Did average position improve?
A sudden improvement in average position at the same time as a sharp impression drop often means lower-ranking, lower-value impressions were removed from the dataset.
Did conversions or enquiries fall? For most businesses, this is the most important question. If leads, sales, quote requests or enquiries stayed stable, the drop may be more of a reporting issue than a commercial issue.
What this means for SEO reporting
If a client sees a huge impression drop, it is easy to assume something has gone wrong. But September 2025 data needs context. It may not be fair to compare post-September impressions directly against earlier periods without an annotation.
For SEO reporting, we recommend adding a note around 10–14 September 2025 explaining that Google Search Console impressions may have been affected by changes to how Google handled large result sets and automated search result collection.
A simple annotation could be:
“Google Search Console impression data changed significantly around September 2025 following Google’s removal of support for the “num=100” parameter. This appears to have reduced bot/rank-tracker-driven impressions, especially for deeper ranking positions. Treat impression comparisons across this date with caution.”
This is especially important for year on year reporting, forecasting, dashboards and SEO performance reviews.
What should businesses do?
Firstly, no knee jerk reaction is needed. A fall in impressions does not automatically mean your rankings have collapsed. It may mean Search Console is now showing a cleaner, more realistic view of the searches where your site is actually visible to users.
Secondly, review the metrics that are closer to business value:
- organic clicks
- GA4 organic sessions
- enquiries
- sales
- assisted conversions
- priority keyword rankings
- landing page performance
- non-brand traffic quality
Thirdly, separate reporting shifts from SEO issues. If clicks, rankings and conversions are stable, the best action may simply be to reset your reporting baseline. If traffic and leads are also down, then it is worth investigating the August spam update, technical SEO issues, content quality, search intent changes and competitor movement.
The September 2025 GSC impression drop is a reminder that SEO data is not perfect.
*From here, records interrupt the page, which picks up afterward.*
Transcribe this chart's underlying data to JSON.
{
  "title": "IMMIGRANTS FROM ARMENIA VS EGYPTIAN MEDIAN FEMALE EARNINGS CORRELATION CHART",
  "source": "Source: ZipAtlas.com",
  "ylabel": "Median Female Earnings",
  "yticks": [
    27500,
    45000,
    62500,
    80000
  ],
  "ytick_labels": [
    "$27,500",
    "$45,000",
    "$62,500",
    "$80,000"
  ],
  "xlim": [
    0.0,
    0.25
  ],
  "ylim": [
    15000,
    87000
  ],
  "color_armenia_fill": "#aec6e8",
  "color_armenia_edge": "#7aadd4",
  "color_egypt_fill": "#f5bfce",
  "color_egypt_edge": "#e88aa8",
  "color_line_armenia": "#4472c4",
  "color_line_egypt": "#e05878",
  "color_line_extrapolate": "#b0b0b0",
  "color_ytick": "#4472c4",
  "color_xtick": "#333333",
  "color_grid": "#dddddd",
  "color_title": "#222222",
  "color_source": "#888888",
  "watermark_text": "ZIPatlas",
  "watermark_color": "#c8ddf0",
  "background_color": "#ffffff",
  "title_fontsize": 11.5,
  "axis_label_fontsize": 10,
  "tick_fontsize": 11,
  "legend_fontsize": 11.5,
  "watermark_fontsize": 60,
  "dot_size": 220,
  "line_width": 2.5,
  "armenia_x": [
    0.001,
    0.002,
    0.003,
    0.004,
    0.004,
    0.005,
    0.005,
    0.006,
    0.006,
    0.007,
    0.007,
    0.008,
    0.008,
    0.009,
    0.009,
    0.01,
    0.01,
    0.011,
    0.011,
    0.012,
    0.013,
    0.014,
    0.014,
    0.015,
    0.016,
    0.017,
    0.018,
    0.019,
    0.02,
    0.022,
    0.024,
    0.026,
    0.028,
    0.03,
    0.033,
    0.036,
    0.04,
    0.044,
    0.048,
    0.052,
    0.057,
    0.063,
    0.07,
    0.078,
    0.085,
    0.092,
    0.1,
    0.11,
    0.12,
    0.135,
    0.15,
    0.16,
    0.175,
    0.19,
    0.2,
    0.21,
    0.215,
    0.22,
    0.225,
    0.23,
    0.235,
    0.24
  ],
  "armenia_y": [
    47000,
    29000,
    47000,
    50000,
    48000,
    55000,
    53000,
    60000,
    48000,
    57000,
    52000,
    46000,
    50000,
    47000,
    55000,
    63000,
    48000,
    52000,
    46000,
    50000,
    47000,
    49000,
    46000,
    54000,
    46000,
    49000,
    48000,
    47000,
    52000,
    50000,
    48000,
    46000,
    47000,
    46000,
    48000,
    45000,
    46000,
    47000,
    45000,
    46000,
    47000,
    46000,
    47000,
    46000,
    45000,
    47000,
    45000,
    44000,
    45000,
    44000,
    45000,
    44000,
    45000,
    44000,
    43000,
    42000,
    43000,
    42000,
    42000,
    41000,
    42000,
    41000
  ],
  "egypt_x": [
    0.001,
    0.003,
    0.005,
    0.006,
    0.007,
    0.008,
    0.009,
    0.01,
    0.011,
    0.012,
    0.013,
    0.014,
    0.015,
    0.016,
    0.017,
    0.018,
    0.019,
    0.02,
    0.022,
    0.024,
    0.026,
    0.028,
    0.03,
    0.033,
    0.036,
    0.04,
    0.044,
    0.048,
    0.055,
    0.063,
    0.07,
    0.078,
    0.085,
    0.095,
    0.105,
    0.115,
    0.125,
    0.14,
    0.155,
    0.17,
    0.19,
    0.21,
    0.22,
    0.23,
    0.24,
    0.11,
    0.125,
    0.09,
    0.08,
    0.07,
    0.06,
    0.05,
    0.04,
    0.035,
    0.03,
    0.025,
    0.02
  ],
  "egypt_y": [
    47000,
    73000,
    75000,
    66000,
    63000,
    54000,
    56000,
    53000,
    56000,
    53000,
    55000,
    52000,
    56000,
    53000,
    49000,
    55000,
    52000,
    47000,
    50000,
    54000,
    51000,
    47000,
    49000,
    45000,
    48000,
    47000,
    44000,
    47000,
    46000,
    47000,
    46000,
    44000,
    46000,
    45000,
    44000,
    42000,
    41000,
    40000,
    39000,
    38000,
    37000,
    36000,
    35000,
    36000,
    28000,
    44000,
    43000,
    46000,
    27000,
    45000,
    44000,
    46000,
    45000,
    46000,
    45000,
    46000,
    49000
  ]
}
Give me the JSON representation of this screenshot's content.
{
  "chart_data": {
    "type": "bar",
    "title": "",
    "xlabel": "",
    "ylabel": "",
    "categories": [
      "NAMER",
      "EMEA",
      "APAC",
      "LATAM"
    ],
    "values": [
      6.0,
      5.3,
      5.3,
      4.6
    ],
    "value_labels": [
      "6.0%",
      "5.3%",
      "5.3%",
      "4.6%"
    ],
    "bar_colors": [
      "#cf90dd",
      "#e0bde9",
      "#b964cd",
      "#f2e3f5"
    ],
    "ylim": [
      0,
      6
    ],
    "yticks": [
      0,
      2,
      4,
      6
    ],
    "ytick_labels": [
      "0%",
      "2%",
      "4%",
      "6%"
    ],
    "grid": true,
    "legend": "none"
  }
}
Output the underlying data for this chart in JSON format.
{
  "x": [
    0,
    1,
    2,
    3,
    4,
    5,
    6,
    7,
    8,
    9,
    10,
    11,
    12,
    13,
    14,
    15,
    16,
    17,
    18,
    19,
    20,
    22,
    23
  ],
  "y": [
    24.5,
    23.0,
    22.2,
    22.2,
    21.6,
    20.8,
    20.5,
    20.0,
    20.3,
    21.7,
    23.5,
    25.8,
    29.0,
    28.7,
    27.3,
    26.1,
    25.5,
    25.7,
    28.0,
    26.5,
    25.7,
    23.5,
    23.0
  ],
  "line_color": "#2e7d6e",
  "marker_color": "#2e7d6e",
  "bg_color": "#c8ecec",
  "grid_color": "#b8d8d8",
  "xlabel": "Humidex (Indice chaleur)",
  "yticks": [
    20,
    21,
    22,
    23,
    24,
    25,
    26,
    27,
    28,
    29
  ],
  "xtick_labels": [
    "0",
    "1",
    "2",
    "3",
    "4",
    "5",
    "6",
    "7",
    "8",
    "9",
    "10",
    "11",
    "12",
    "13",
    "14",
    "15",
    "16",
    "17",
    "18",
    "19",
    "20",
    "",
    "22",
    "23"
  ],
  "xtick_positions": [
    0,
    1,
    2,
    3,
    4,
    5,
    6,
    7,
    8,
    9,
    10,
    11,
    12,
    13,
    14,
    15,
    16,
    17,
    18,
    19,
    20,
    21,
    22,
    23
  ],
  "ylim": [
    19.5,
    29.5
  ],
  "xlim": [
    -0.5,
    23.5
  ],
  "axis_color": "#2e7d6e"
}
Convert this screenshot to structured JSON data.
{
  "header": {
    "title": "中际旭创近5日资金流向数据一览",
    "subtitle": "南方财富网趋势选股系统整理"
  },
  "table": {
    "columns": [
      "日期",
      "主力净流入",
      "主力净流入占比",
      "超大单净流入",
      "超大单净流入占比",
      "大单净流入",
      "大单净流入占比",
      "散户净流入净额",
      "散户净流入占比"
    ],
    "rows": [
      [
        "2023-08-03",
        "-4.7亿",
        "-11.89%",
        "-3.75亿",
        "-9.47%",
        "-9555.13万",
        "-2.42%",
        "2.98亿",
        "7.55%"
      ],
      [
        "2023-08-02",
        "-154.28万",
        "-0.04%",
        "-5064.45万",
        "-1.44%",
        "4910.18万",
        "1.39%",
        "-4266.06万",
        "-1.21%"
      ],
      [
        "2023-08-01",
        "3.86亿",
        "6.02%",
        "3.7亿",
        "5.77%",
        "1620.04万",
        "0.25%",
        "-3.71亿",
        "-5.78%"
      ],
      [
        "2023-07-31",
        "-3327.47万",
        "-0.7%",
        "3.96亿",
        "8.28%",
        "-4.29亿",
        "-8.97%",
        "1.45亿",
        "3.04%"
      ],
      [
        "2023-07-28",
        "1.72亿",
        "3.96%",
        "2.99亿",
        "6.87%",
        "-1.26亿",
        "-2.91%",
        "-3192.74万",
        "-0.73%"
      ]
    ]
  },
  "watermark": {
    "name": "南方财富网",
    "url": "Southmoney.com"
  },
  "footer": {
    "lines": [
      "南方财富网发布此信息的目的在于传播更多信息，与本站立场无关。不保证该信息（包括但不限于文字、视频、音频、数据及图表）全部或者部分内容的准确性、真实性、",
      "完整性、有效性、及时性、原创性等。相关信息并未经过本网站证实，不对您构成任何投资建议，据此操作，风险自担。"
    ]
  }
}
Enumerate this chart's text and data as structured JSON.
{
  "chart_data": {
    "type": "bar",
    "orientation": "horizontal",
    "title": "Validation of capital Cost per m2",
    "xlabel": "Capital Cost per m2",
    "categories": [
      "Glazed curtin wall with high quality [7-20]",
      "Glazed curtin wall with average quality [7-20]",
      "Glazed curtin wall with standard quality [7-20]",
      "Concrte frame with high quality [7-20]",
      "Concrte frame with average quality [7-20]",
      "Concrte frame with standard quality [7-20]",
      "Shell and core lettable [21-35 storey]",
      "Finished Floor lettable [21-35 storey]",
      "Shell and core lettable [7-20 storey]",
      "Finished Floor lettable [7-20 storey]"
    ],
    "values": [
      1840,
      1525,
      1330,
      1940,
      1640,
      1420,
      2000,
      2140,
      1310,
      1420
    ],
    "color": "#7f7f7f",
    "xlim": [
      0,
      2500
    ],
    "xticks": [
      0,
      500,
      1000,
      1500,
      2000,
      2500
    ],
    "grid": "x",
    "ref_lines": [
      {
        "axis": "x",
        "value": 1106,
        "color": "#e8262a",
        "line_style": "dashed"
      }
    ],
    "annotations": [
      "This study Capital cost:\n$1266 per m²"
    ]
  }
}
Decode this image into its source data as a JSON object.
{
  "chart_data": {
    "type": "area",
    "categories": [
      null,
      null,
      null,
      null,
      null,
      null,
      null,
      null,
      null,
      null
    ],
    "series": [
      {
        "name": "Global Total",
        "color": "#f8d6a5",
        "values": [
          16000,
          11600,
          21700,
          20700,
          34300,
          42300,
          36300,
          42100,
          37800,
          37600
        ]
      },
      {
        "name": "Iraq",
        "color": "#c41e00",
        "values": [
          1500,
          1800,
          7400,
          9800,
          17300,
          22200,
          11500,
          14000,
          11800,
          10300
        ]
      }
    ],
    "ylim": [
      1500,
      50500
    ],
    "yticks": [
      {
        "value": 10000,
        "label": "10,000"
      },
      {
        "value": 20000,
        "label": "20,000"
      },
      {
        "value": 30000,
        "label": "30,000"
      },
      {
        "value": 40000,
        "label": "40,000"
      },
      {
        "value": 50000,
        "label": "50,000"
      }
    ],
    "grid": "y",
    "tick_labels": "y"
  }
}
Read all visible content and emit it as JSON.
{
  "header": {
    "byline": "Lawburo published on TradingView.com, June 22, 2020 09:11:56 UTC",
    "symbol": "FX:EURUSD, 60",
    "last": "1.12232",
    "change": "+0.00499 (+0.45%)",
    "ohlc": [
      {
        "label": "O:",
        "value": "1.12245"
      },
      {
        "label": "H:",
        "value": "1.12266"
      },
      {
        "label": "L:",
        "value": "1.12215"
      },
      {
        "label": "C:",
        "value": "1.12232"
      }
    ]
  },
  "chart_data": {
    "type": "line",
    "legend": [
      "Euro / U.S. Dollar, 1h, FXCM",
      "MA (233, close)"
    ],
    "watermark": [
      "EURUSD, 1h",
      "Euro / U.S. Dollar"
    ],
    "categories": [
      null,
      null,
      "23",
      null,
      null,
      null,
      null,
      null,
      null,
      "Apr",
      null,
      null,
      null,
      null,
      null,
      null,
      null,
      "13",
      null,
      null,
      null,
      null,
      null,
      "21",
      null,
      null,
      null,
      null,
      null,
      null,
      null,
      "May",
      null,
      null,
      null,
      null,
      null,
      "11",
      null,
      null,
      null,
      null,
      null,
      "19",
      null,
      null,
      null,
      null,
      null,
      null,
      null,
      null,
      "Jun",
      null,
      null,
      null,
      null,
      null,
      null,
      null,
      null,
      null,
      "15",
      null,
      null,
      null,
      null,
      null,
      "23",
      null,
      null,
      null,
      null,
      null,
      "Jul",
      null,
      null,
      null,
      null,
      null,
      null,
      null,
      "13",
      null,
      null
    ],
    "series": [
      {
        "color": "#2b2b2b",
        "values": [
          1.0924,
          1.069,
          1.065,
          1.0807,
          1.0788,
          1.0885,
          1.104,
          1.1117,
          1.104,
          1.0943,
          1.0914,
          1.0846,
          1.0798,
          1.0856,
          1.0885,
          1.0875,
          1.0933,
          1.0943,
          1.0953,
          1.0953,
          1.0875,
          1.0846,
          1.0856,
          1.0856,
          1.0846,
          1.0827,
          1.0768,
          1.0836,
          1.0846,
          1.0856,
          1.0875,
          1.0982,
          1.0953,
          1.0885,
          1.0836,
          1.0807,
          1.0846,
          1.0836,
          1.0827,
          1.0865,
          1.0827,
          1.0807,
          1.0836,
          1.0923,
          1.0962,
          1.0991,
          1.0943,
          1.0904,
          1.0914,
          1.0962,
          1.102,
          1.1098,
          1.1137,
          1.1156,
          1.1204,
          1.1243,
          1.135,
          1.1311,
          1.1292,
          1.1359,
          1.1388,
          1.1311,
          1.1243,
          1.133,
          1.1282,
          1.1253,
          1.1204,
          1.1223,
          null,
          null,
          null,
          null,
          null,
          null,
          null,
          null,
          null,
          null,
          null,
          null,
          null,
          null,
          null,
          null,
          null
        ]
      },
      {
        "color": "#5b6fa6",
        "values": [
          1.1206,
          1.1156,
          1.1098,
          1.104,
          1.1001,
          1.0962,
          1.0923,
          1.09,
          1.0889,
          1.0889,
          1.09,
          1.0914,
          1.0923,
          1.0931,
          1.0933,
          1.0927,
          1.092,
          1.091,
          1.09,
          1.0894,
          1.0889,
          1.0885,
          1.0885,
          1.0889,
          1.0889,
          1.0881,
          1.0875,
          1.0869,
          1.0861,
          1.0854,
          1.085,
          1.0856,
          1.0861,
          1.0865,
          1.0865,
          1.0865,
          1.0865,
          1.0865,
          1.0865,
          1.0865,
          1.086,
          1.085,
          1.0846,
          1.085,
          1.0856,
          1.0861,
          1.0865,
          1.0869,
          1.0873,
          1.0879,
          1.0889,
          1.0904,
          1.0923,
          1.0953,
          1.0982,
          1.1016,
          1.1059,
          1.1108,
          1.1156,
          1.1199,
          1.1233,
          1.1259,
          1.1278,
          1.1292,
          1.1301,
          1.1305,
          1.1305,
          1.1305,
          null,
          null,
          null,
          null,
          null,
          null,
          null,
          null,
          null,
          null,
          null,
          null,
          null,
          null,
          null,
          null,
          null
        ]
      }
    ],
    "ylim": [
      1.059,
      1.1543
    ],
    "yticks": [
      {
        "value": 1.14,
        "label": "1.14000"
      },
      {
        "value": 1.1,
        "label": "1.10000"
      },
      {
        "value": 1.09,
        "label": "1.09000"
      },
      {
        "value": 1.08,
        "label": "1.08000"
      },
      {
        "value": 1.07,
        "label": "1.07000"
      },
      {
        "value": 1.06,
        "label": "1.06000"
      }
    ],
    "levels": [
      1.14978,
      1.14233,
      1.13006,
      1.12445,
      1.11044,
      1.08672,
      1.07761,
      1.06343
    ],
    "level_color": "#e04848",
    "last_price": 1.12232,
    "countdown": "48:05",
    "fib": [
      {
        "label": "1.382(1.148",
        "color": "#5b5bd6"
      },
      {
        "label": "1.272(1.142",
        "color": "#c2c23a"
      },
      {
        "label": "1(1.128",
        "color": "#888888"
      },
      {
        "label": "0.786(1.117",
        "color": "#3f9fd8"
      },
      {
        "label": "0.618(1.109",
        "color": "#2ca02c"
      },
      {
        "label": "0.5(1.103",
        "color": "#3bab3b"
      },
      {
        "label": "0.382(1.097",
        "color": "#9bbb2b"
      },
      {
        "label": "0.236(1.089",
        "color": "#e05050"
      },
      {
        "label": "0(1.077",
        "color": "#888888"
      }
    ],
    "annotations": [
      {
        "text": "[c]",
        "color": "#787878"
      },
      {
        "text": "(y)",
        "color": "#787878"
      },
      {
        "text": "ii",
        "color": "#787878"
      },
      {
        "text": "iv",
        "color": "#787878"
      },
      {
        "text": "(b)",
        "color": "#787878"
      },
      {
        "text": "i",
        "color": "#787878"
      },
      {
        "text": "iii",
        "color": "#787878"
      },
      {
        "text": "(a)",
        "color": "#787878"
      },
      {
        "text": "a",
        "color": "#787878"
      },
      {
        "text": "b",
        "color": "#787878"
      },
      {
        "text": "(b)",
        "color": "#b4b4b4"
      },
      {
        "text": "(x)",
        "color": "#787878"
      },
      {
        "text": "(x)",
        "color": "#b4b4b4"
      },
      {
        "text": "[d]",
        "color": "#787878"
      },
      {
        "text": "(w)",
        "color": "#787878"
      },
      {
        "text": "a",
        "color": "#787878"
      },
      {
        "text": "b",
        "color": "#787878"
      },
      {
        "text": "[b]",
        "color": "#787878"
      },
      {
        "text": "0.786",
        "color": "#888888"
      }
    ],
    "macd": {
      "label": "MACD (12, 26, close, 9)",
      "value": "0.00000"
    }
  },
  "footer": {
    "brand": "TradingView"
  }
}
Search Console is still one of the best tools we have, but it is not a direct record of human demand. It is a reporting system that can be affected by how Google displays results, how automated tools interact with search, and how Google chooses to count impressions. Similarly, tools such as SEMRush, AHrefs etc, “guesstimate” your performance and can’t be solely relied on to paint an accurate SEO picture.
For years, some websites may have been seeing inflated impression numbers from deep ranking results that were technically shown on automated search result pages, but rarely seen by real users.
The September change may have made reports look worse, but in many cases it may have made them more honest.
If your Google Search Console impressions dropped around September 2025, the most likely explanation is not automatically an SEO failure.
For many sites, the drop appears to be linked to Google’s removal of the “num=100” parameter and the disappearance of bot driven impressions from deeper search results. For some sites, the August 2025 spam update may also have played a role.
The right response is to investigate carefully, annotate your reports, reset your impression baseline, and focus on the metrics that actually drive business performance like revenue, leads, sales.